Analis memperkirakan penurunan tarif tanker sebesar 33% di rute utama perdagangan minyak dunia sepanjang 2024 akan membawa dampak positif sekaligus tantangan bagi Indonesia yang merupakan importir minyak. Felix Darmawan, analis dari Panin Sekuritas, menjelaskan bahwa tarif tanker yang lebih rendah ini berbarengan dengan sentimen bearish harga minyak dunia, yang dipengaruhi oleh kelebihan pasokan dari Amerika Serikat (AS) dan penurunan permintaan dari China.

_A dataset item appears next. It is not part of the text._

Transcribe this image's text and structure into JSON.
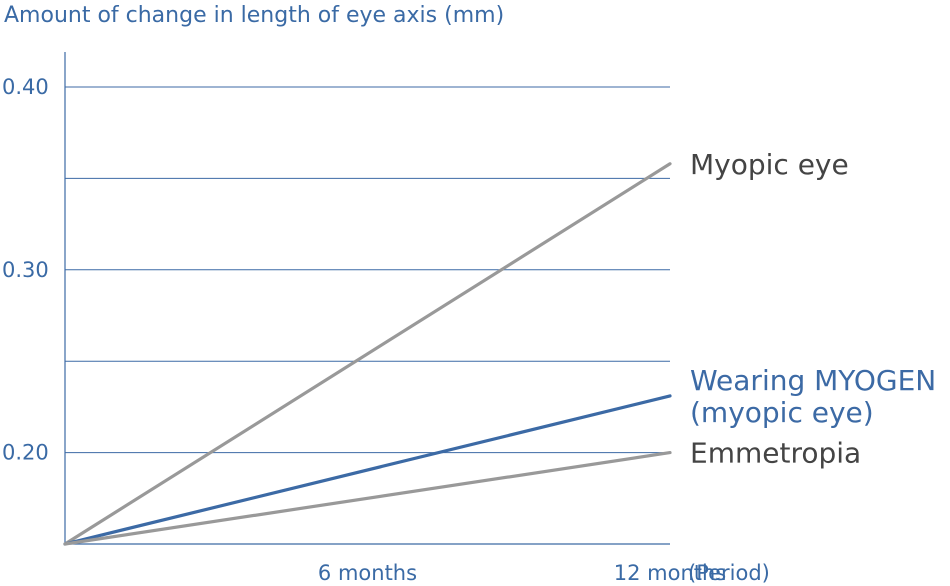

Di satu sisi, penurunan biaya impor minyak ini dapat mengurangi tekanan pada neraca perdagangan dan defisit transaksi berjalan Indonesia, serta membantu penghematan anggaran subsidi energi. Hal ini memberi ruang bagi pemerintah untuk memprioritaskan program pembangunan lainnya. Sektor industri seperti transportasi, logistik, dan manufaktur juga berpotensi mendapatkan manfaat dari pengurangan biaya energi, yang dapat meningkatkan daya saing industri nasional.

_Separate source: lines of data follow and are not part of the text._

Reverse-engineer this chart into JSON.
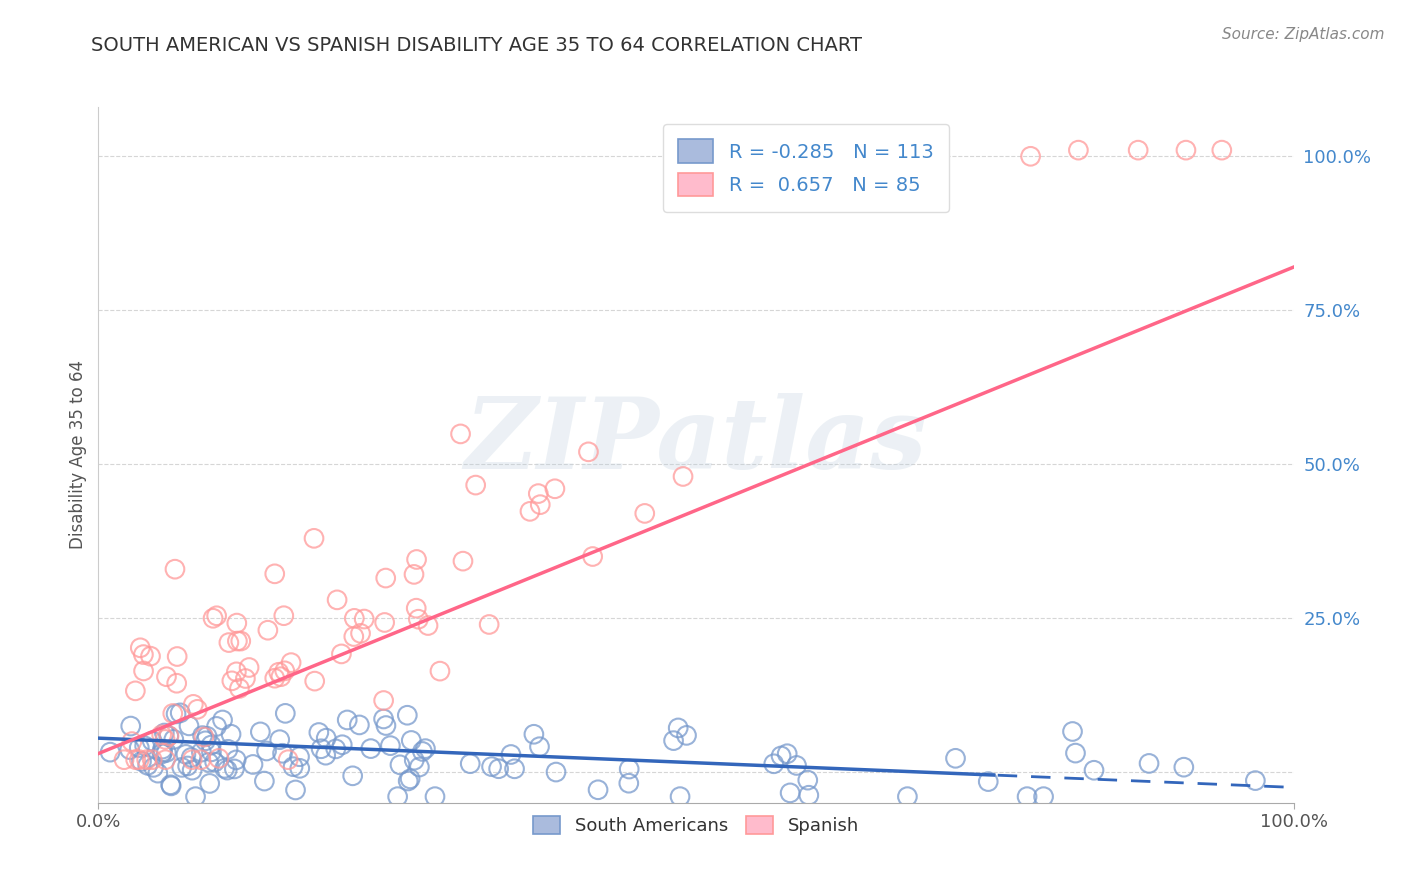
{
  "title": "SOUTH AMERICAN VS SPANISH DISABILITY AGE 35 TO 64 CORRELATION CHART",
  "source": "Source: ZipAtlas.com",
  "ylabel": "Disability Age 35 to 64",
  "xlim": [
    0,
    1.0
  ],
  "ylim": [
    -0.05,
    1.08
  ],
  "blue_color": "#7799CC",
  "blue_fill": "#AABBDD",
  "pink_color": "#FF9999",
  "pink_fill": "#FFBBCC",
  "blue_line_color": "#3366BB",
  "pink_line_color": "#FF6688",
  "blue_R": -0.285,
  "blue_N": 113,
  "pink_R": 0.657,
  "pink_N": 85,
  "watermark": "ZIPatlas",
  "legend_label_blue": "South Americans",
  "legend_label_pink": "Spanish",
  "grid_color": "#CCCCCC",
  "title_color": "#333333",
  "source_color": "#888888",
  "ylabel_color": "#555555",
  "ytick_color": "#4488CC",
  "xtick_color": "#555555"
}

Namun, Felix mengingatkan bahwa penurunan harga minyak juga berisiko mengurangi penerimaan negara dari sektor migas. Penerimaan negara bukan pajak (PNBP) dan pajak migas yang lebih rendah bisa mengganggu pencapaian target APBN.
Sementara itu, pada 17 Desember 2024, harga minyak jenis Brent turun sebesar 0,8% menjadi US$73,87 per barel, sementara WTI stabil di US$70,62 per barel. Tarif spot untuk mengangkut minyak mentah dari Timur Tengah ke China, yang menjadi rute acuan, tercatat turun 33% pada 2024 karena permintaan dari negara pengimpor utama melambat dan kebijakan OPEC+ menunda normalisasi pasokan minyak.

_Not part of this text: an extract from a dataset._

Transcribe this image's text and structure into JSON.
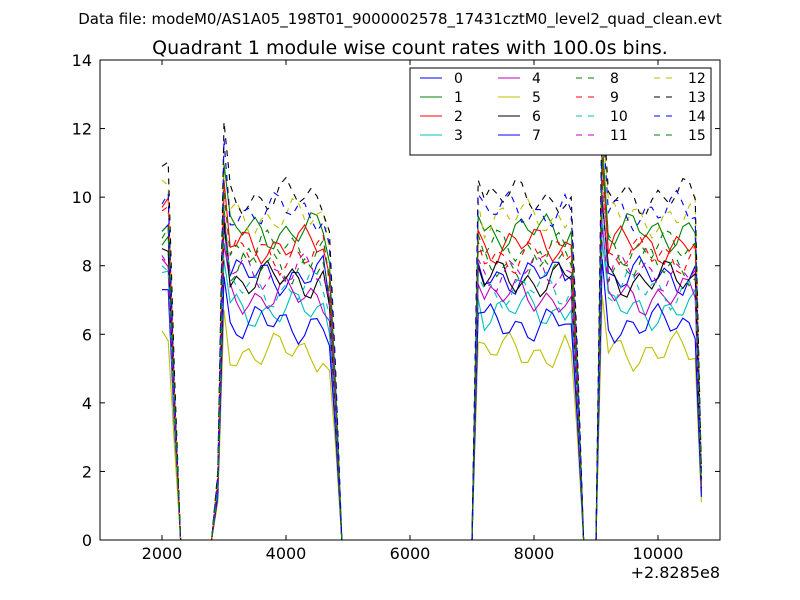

Fenomena ini mengindikasikan adanya penurunan signifikan dalam permintaan yang menyebabkan pengurangan pengiriman supertanker ke China. Selain itu, tonase bayangan dari Iran dan aliran minyak dari Timur Jauh Rusia juga semakin menambah kompetisi di pasar pengiriman minyak. Meskipun tarif lebih rendah ini memberikan keuntungan bagi Indonesia, sektor operator tanker dihadapkan pada tantangan besar, termasuk gangguan pengiriman akibat serangan kapal oleh pemberontak Houthi di Laut Merah.